He, she, yo!
by Roderick Ramage, solicitor, www.law-office.co.uk
first published in New Law Journal (firstname.lastname@example.org) on 15 February 2008
This article is not advice to any person and may not be taken as a definitive statement of the law in general or in any particular case. The author does not accept any responsibility for anything that any person does or does not do as a result of reading it.
Yo for he or she
Should lawyers should take the lead in promoting a new gender-neutral pronoun (third person singular)?
Have the pupils at middle-school and high-school in Baltimore solved our linguistic dilemma?
What does this sentence, in the rule book of a care home, mean?
“Where a complainant notifies the other residents of a complaint, they must lodge a section 12 notice within 14 days”
You can tell that it was written by a sociologist or social worker because of the politically correct “they”. (A journalist would be just as likely to have used “they” instead of thinking what she or he means to say, but is unlikely to have been commissioned to write a care home rule book.)
A strict grammarian, parsing that sentence, would have no difficulty in ascertaining what it says. The operative words are “they must lodge a … notice …”, the word “they” is plural and, as the only other plural in the sentence is “the other residents”, the persons who must lodge the notice are the other residents. The likelihood however is that the intention was that the complainant, whether male or female, must lodge the notice.
For lawyers this is no problem, because the Law of Property Act 1925 s61 (see box 1) enacts that the masculine includes the feminine and vice versa, and the use of “he”, “him” and “his” as neuter pronouns is technically correct and leads to simpler language than the use of gender neutral expressions such as “he or she” or “he/she” or “(s)he”. Nevertheless, although technically correct, many legal documents are read less by lawyers than by the people who use them, and these people, who as our customers must by definition be right (even when they are not), are not particularly interested in s61 of the LPA. The answer, for clarity would have been to have substituted for “they” either “he or she”, which is inelegant, or “the applicant”, which is repetitious. In a legal document, where clarity is paramount and there is no other way of being clear, elegance must be sacrificed.
What we need is a neutral third person singular pronoun. In French they have “on”, but the English equivalent “one” is too regal in its connotations, and the German “man” cannot readily be adapted to English without creating more problems than it purports to solve. Help is now at hand: not the US Cavalry, but the school children of Baltimore, Maryland. A candidate of a new pronoun, according to the New Scientist of 5 January 2008, is “yo”, but not as in “Yo, Blair”. See box 2.
So where will the breakout come?
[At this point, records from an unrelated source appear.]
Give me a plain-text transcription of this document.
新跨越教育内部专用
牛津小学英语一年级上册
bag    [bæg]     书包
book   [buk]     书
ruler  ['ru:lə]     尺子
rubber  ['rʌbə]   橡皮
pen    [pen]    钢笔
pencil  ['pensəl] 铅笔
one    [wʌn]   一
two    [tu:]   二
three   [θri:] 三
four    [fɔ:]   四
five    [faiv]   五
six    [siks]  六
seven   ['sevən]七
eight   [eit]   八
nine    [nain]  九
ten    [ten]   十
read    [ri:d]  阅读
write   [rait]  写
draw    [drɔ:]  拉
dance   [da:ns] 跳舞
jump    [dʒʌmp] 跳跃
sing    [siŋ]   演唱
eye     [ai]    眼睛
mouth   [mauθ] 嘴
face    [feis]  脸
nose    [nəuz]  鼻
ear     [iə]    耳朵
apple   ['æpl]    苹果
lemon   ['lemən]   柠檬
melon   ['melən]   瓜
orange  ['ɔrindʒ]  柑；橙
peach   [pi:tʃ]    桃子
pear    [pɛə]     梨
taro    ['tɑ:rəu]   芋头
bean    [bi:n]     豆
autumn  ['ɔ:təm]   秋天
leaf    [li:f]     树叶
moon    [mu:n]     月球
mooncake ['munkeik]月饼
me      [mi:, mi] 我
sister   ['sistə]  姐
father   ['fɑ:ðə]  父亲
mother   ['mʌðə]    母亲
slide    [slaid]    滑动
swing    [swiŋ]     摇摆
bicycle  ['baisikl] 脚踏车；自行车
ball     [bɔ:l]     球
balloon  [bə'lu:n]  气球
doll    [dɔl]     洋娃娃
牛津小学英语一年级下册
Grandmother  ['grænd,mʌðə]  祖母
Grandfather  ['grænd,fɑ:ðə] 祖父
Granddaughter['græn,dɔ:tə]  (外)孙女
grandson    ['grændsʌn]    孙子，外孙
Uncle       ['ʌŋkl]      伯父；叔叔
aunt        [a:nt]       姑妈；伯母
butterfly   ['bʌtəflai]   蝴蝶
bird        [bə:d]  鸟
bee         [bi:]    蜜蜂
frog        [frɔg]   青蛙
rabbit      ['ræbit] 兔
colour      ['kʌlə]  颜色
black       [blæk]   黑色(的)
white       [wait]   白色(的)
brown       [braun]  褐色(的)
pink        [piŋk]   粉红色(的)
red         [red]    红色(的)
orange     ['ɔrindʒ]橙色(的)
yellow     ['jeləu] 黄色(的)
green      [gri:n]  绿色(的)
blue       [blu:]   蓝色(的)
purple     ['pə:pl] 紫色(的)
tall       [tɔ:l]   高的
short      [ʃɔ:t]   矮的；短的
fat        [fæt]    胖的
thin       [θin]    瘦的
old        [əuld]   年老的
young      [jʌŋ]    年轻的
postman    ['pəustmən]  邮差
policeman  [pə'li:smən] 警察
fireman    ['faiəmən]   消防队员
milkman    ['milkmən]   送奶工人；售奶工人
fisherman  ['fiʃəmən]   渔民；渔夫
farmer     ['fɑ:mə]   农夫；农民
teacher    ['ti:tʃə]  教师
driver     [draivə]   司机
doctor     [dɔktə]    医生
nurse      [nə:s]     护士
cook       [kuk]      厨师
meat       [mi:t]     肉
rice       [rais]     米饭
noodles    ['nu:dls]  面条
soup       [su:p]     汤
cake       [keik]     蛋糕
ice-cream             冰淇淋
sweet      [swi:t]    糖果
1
I do not suggest that we rewrite Sir Charles Sedley Parting: “As freely as we met we'll part, / Each one possessed of yo’s own heart”, but we might think of rewriting my opening example as follows.
“Where a complainant notifies the other residents of a complaint, yo must lodge a section 12 notice within 14 days”.
There will then be no doubt who must lodge the notice.
My dilemma is whether we lawyers should lead the way or whether the adoption of “yo” by a set of crusty lawyers will be the kiss of death to this tender shoot of linguistic good sense.
Box 1 (The NLJ print of this article contained in this box a picture of the notorious Blair/Bush yo encounter
The Law of Property Act 1925
61 Construction of expressions used in deeds and other instruments
In all deeds, contracts, wills, orders and other instruments executed, made or coming into operation after the commencement of this Act, unless the context otherwise requires—
(a) “Month” means calendar month;
(b) “Person” includes a corporation;
(c) The singular includes the plural and vice versa;
(d) The masculine includes the feminine and vice versa
The New Scientist, 5 January 2008
A linguistics expert at Johns Hopkins University in Baltimore, Maryland … was fascinated when in 2004 a teacher in her Linguistics for Teachers class asked, ‘Have you ever heard kids using “yo” when they mean he or she?’ About half the teachers taking the course had also heard "yo" used in this way, leading Stotko and Margaret Troyer (one of the teachers) to research this development, which they have now documented in the linguistic journal American Speech, DOI:10.1215/00031283-2007-012). They found that from at least 2004 to the present day, middle school and high-school students in Baltimore have been using "yo" as a gender-neutral personal pronoun …. Both researchers agree that a sentence-translating exercise produced compelling results. ‘They translated yo as he / she pretty consistently,’ says Troyer. ‘This showed me that students are not only using a new slang word because it's cool; they are actually aware of the meaning of what they are saying’ …. Dennis Baron, a professor of English and linguistics at the University of Illinois at Urbana-Champaign, who has written extensively about this history of failure [other gender neutral pronouns], says the emergence of "yo” is remarkable because it seems to be a spontaneous grass-roots phenomenon …. While the prospects of "yo" being accepted into the established family of pronouns appear slim, Baron doesn't rule it out. ‘All it takes is a way to break out of the narrow range of use into the broader community of speakers, and while that's not likely, it could happen.’